Coral-Sea Marine Park

The Coral Sea is one of the healthiest tropical marine ecosystems left in our global oceans. From thickly forested islands to small sandy cays, beautiful coral reefs and deep sea canyons; the Coral Sea contains 49 different habitats and supports over 300 threatened species. The Coral Sea needs protecting, and yet the Australian Government has proposed huge sanctuary cutbacks for this region!

 

Why is the Coral Sea Marine Park important?

The Coral Sea is the cradle to the Great Barrier Reef. Its underwater landscapes are highly varied, with reefs, lagoons, islets and cays, plateaus, canyons, and underwater mountains. Ocean-going species use the scattered reefs, cays and underwater mountains as habitats for feeding, resting, breeding and as a nursery ground.

 

Wildlife of the Coral Sea

The Coral Sea is a biodiversity hotspot containing 49 different habitats and supporting over 300 threatened species. It is globally recognised for its diversity of large predators such as sharks, tunas, marlin, swordfish and sailfish, and is one of the last places on Earth where populations have not yet been severely depleted. The Coral Sea provides habitat for many endangered species, such as hawksbill and green turtles, and is home to 28 species of whales and dolphins and 27 seabird species.

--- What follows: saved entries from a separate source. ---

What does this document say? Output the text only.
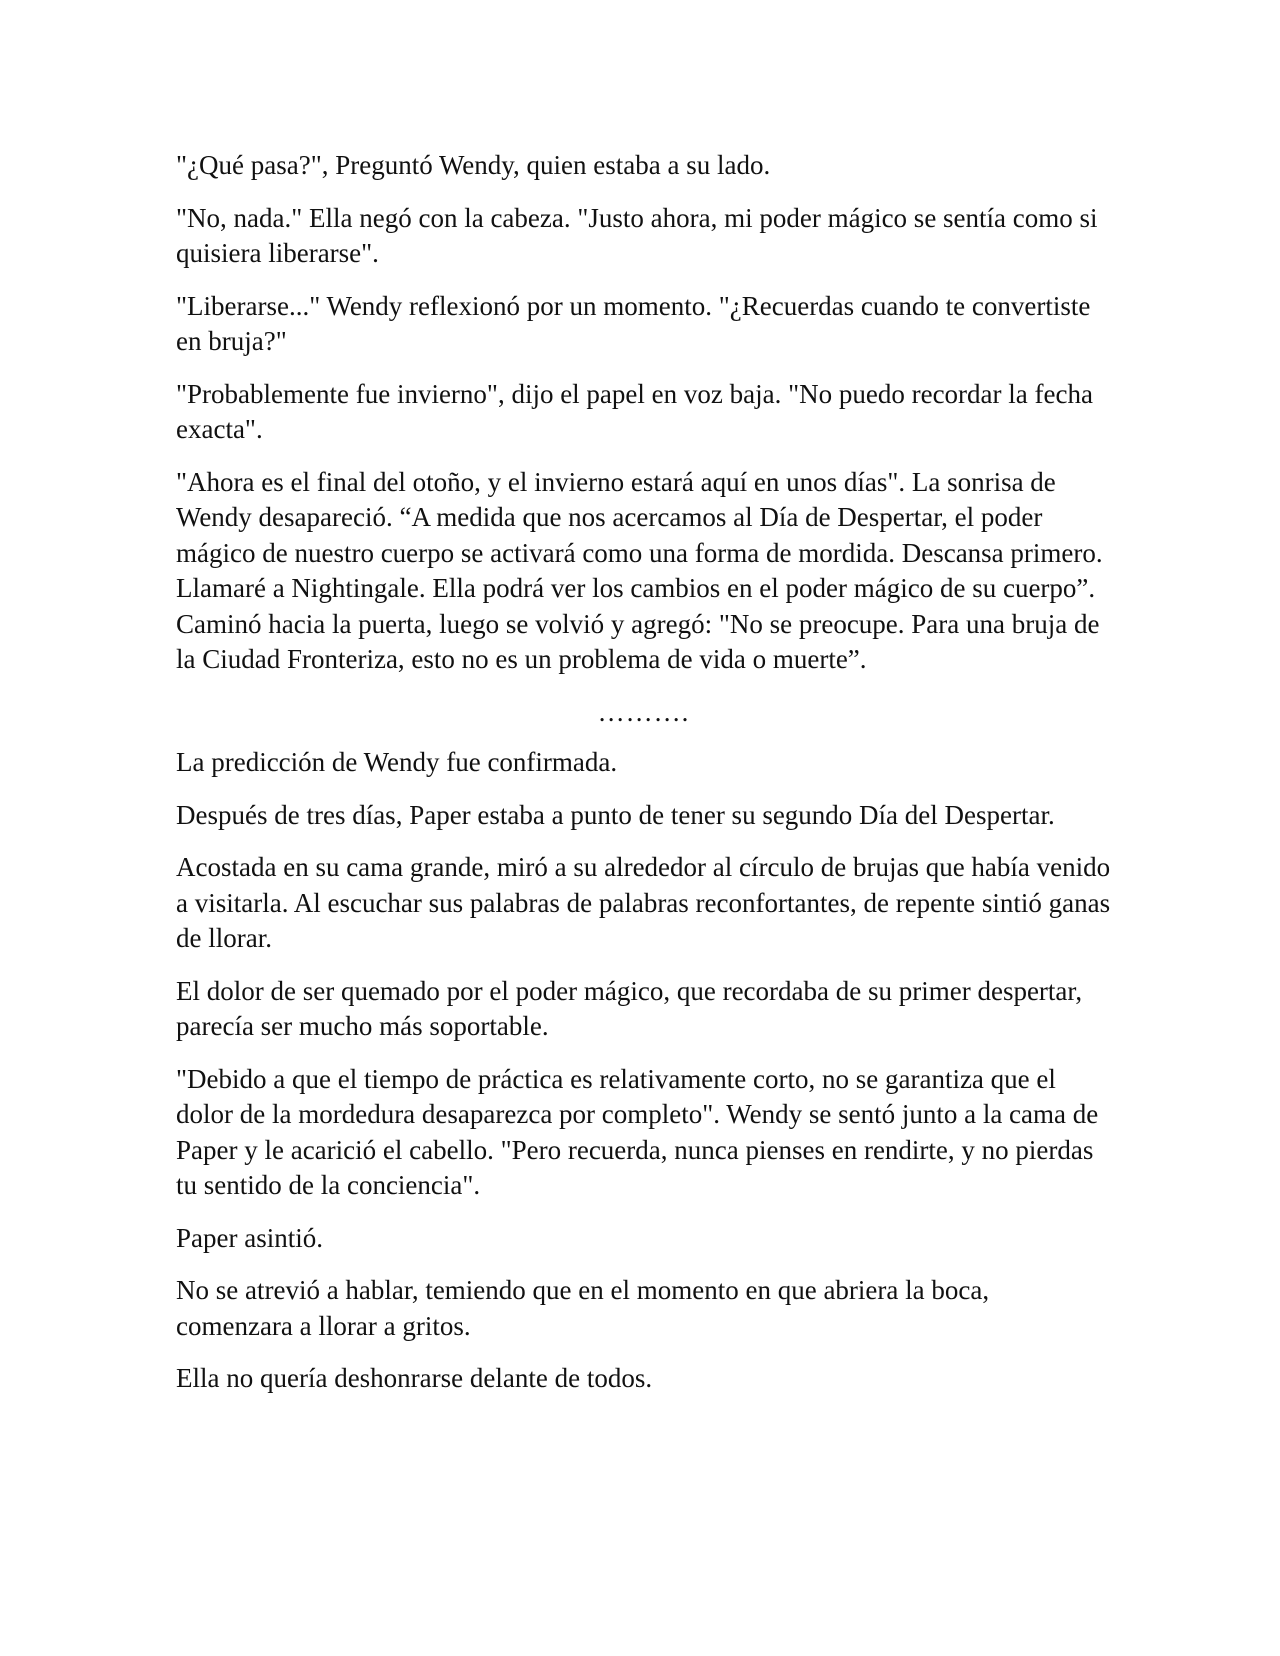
"¿Qué pasa?", Preguntó Wendy, quien estaba a su lado.

"No, nada." Ella negó con la cabeza. "Justo ahora, mi poder mágico se sentía como si quisiera liberarse".

"Liberarse..." Wendy reflexionó por un momento. "¿Recuerdas cuando te convertiste en bruja?"

"Probablemente fue invierno", dijo el papel en voz baja. "No puedo recordar la fecha exacta".

"Ahora es el final del otoño, y el invierno estará aquí en unos días". La sonrisa de Wendy desapareció. “A medida que nos acercamos al Día de Despertar, el poder mágico de nuestro cuerpo se activará como una forma de mordida. Descansa primero. Llamaré a Nightingale. Ella podrá ver los cambios en el poder mágico de su cuerpo”. Caminó hacia la puerta, luego se volvió y agregó: "No se preocupe. Para una bruja de la Ciudad Fronteriza, esto no es un problema de vida o muerte”.

……….

La predicción de Wendy fue confirmada.

Después de tres días, Paper estaba a punto de tener su segundo Día del Despertar.

Acostada en su cama grande, miró a su alrededor al círculo de brujas que había venido a visitarla. Al escuchar sus palabras de palabras reconfortantes, de repente sintió ganas de llorar.

El dolor de ser quemado por el poder mágico, que recordaba de su primer despertar, parecía ser mucho más soportable.

"Debido a que el tiempo de práctica es relativamente corto, no se garantiza que el dolor de la mordedura desaparezca por completo". Wendy se sentó junto a la cama de Paper y le acarició el cabello. "Pero recuerda, nunca pienses en rendirte, y no pierdas tu sentido de la conciencia".

Paper asintió.

No se atrevió a hablar, temiendo que en el momento en que abriera la boca, comenzara a llorar a gritos.

Ella no quería deshonrarse delante de todos.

There are 52 species of deepwater sharks and rays, 18 of which are unique to the Coral Sea. At least 28 species of whales and dolphins are found in these waters, some in pods of up to 400 strong.

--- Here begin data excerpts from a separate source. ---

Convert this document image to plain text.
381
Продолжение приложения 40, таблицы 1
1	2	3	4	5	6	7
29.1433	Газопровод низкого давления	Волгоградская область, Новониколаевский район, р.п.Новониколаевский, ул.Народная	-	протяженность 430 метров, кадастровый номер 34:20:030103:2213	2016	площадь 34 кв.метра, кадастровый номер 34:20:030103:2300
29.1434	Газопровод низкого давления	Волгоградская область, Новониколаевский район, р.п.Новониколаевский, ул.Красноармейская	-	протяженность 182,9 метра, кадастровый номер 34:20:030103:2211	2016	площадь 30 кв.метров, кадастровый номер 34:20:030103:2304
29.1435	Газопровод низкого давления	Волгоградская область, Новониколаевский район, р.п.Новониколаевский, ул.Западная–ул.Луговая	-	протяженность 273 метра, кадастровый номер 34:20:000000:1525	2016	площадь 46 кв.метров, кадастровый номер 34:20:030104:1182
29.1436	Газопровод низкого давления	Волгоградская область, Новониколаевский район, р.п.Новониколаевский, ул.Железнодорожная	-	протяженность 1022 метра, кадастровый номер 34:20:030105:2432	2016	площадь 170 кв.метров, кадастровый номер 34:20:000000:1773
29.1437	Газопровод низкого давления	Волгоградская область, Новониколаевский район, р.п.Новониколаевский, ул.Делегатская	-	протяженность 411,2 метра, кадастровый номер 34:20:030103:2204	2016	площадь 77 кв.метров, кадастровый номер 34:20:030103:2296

The endangered green turtle regularly nests on the undisturbed islets of the Coringa-Herald and Lihou Reef National Nature Reserves. The critically endangered hawksbill turtle uses these islets and reefs for foraging and occasionally for nesting.

Above water, fourteen species of seabird nest and forage on Coral Sea cays, including regionally important populations of red-footed Booby, lesser frigatebird and greater frigatebird.

As the name suggests, the Coral Sea contains abundant hard and soft corals, and large sea fans in a mind-blowing arrangement of colours.

  • Diving into the twilight zone (30 – 100m deep), you’re likely to find cold-water corals living on the deep sea knolls rising 200 to 300 metres from the seafloor;
  • The hydroid fauna of the Coral Sea (starfish, brittle stars, feather stars,sea cucumbers, etc) is considered to be remarkably rich;

The mollusk fauna is also rich (745 species of mollusks have been found on one cay alone: North East Herald Cay)

 

The cradle to the Great Barrier Reef

The Coral Sea is a critical link between the Western Pacific and the Great Barrier Reef and further on to the Coral Triangle of Southeast Asia. It provides many of the necessary stepping stones to enable genetic exchanges between species via ocean currents that transport spores, larvae, and migratory animals.

The oceanic currents flowing west from Vanuatu replenish the biological communities that grow on the emergent reefs of the Coral Sea. In turn, these communities are important sources of recruitment for the Great Barrier Reef.

The East Australian Current (EAC) brings aggregations of marine life and therefore plays a very important ecological role. For example: tropical coral larvae are transported by the EAC from the Great Barrier Reef and Coral Sea reefs to subtropical reefs in southeast Queensland and northern New South Wales as far south as the Solitary Islands near Coffs Harbour.

 

Region Size Statistics

The Coral Sea Marine Park is one of the largest Marine Parks in the world. It abuts the Great Barrier Reef Marine Park, and stretches from near the QLD/NSW border, to the tip of Cape York. It’s outer boundary is the Australian Economic Exclusion Zone (EEZ). It is 989 842 km². (this makes it bigger in size than South Australia!)